Digitisation: Can you trust your camera?

Digital cameras are often used for digitisation projects instead of scanners for various reasons, including speed and handling requirements of fragile material. If you are using a digital camera you may be wondering whether you can trust that it produces an accurate representation of the original. So can you trust your camera? The short answer is no, but there are steps you can take to ensure accuracy and trust in your digitisation techniques and processes.

The amount of accuracy or trust you need in your images depends on your intended use. There are some circumstances where it is not important, but there is also a strong argument where your aim should always be to do it once and do it right. The majority of my work in digitisation is for access and this means capturing the most accurate representation possible. It should go without saying that images from a digital camera require processing after capture and this is especially important for colour accuracy.

To provide trust and accuracy in digitisation you need to include some sort of reference in your photograph - a known value that can be used to measure and assign settings like colour balance and exposure either before or after capture. There are several ways you can do this, where the easiest and most useful method is to utilise something like the QPcard 101 neutral reference card. Aside from the ability to use the neutral grey as a white balance for colour accuracy and measure of exposure, it also contains a ruler which is useful for working out size and pixels per inch (PPI) for reproduction purposes.

Photograph from my family collection, utilising a QPcard 101. Date and photographer unknown.
To ensure you can trust in the reproduction of colour it is also recommended that you also create a custom colour profile for your camera. If you are using a DSLR, you can use something like the ColorChecker Passport. It is important to remember that these profiles are specific to the camera body, lens and lights you are using so if any of these aspects change then you need to create a new custom profile.

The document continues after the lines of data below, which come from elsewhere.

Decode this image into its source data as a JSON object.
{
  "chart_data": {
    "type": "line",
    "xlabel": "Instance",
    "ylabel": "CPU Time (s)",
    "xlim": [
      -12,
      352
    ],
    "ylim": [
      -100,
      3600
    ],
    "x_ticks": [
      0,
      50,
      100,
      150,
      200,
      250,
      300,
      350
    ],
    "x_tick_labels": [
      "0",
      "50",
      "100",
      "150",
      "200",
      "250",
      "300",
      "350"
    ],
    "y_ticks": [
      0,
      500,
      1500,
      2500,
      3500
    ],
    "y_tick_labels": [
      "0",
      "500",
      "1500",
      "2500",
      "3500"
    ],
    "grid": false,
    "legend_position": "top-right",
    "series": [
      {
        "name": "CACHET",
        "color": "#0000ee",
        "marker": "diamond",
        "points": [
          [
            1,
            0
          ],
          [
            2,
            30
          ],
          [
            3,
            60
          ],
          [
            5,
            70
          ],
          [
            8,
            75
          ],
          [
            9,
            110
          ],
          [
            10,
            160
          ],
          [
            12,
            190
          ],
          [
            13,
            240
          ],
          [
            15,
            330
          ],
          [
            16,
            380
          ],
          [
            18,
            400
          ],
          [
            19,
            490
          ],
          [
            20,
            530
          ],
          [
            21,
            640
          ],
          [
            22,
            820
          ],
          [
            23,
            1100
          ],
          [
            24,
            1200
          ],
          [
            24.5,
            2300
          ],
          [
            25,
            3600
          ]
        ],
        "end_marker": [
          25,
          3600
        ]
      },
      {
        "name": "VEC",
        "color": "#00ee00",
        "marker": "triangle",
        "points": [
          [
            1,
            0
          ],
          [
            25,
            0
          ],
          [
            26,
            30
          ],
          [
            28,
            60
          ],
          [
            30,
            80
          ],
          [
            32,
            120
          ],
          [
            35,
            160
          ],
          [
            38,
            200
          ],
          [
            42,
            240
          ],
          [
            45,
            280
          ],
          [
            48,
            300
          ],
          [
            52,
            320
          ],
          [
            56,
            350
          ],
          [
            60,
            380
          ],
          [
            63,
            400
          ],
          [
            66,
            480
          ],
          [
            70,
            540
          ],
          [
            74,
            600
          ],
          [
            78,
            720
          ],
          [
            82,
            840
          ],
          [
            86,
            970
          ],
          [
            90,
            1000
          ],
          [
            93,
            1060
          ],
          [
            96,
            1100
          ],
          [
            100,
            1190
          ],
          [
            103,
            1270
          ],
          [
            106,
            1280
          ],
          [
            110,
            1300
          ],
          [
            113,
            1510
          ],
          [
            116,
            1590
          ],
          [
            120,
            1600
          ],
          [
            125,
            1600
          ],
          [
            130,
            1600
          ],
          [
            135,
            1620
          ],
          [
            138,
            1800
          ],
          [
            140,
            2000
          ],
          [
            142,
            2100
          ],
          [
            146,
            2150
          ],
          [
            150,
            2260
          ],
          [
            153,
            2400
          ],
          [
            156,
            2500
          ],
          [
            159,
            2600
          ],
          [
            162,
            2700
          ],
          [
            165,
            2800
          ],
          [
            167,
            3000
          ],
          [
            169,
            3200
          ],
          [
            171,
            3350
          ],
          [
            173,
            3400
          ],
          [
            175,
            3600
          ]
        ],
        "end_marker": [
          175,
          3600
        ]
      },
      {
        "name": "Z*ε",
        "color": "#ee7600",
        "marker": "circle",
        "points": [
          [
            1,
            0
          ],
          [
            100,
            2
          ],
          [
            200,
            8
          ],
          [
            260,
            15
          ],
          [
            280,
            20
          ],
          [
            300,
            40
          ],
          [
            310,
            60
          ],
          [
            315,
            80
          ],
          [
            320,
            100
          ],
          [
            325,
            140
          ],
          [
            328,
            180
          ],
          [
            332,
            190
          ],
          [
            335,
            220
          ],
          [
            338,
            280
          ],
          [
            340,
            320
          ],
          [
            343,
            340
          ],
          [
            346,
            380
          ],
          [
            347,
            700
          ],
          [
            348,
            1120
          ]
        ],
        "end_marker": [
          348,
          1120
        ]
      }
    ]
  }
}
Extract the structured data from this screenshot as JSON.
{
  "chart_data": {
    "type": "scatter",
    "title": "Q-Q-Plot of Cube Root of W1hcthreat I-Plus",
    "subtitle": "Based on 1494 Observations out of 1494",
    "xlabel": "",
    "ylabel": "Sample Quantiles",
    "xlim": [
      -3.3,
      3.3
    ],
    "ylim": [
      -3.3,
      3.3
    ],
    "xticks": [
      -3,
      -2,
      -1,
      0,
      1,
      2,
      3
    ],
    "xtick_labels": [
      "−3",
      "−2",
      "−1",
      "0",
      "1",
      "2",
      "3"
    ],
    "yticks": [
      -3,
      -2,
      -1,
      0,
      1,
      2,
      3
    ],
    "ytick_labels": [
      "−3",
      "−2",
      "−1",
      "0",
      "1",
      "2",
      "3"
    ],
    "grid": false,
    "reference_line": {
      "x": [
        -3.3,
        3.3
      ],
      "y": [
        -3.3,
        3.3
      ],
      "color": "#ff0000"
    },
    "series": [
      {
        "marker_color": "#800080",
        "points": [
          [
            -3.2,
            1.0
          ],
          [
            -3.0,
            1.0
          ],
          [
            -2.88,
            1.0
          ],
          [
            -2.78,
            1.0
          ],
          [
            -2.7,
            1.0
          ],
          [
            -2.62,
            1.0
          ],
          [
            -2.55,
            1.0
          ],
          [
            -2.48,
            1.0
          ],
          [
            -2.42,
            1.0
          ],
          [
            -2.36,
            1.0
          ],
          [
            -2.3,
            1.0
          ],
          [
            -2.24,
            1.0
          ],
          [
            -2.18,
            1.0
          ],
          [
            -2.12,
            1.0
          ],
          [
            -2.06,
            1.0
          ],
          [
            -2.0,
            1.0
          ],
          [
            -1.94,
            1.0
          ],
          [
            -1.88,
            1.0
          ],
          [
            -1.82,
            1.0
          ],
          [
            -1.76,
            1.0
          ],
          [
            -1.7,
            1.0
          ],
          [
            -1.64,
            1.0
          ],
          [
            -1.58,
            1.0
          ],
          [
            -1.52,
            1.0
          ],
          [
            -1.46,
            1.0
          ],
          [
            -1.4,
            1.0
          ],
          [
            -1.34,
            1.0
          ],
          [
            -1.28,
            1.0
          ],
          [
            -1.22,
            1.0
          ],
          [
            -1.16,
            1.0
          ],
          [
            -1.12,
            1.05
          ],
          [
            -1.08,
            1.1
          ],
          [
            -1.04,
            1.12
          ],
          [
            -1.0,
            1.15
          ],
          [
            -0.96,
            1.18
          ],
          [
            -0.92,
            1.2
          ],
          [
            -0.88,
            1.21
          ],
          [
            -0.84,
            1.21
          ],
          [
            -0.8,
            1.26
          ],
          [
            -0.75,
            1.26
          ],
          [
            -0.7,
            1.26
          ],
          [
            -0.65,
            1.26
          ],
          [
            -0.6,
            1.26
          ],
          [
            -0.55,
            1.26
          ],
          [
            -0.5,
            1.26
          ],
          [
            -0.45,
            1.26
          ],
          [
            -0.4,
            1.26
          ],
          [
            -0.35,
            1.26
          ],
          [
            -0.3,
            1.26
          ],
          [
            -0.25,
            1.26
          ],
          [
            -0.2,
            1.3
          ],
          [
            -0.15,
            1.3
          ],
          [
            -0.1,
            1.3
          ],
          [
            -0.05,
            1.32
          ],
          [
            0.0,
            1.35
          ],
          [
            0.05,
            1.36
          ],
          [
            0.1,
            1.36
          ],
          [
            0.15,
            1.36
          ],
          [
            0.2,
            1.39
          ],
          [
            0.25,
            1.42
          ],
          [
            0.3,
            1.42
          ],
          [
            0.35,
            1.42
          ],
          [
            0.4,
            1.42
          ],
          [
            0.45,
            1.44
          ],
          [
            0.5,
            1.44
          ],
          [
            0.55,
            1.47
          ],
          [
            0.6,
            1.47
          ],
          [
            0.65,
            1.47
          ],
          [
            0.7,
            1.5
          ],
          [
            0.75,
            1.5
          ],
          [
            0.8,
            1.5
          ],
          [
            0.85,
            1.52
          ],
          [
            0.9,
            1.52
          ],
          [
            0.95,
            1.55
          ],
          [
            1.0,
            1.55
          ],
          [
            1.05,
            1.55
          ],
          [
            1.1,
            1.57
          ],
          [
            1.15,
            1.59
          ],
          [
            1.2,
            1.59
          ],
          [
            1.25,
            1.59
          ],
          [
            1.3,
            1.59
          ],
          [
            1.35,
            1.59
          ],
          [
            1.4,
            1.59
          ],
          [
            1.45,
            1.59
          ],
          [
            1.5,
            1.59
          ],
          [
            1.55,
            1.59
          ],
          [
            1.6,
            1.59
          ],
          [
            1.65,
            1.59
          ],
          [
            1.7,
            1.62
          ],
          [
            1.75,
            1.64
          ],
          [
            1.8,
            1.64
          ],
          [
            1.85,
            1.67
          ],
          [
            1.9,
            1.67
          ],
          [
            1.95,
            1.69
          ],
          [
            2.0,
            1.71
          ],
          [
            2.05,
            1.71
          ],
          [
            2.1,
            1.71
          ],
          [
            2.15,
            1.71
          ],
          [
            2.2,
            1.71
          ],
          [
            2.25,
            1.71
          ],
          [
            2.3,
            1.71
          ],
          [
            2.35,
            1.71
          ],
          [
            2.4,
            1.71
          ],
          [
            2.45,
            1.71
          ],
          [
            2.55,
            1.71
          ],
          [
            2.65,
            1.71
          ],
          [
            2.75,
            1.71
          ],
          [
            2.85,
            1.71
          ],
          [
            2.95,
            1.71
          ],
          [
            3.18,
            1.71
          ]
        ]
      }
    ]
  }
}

In some circumstances you may not actually want to show an object as it is. The image at the beginning of this post shows an example where the original photograph has degraded with what can be called silvering or silver mirroring (as seen in the middle slice of the photograph). To combat this a technique called cross polarisation is utilised to remove reflections, as seen in the left slice of the photograph. It is important to consider the use of polarisers in copywork as it not only increases contrast but could also be misleading if the digital copy is being used for collection care and assessment purposes.

Other factors to consider when using a camera include lens distortion and the alignment of the camera to both the object and capture surface. Both of these factors can distort the shape of the object so it is important to address them. It is recommended that you use a quality lens (preferably non-zoom) on a copy stand and use a spirit level or other devices (such as a Zig-align) to ensure camera alignment.

Colour accuracy is important for drawings such as this one from Ornithology of Australia by Silvester Diggles (PXA 1525 / vol. 1). Image courtesy of the Mitchell Library, State Library of New South Wales.
I have avoided discussing in-depth, technical details with this post as it is more of a general overview of what you need to consider when looking at trust and accuracy for digitisation. I have not discussed issues relating to file formats, software and file management which are also important factors to consider. If you are interested in reading more detailed information, I recommend the following resources:
Now that you can trust your camera, can you trust in the integrity of your files? Keep an eye out for my next post as part of #GLAMBlogClub discussing trust in digital files. 


This is my first post as part of the GLAM Blog Club. With the February 2017 topic "trust", I thought it would be the perfect opportunity to get involved and share my thoughts. I also hope to write a second post for this month as trust is at the forefront of what I do for work, not only in digitisation but also the long term preservation of both born and turned digital assets.

First image caption: Left: polarised and colour balanced, middle: without polariser, right: incorrect colour balance. Original image courtesy of the Mitchell Library, State Library of New South Wales.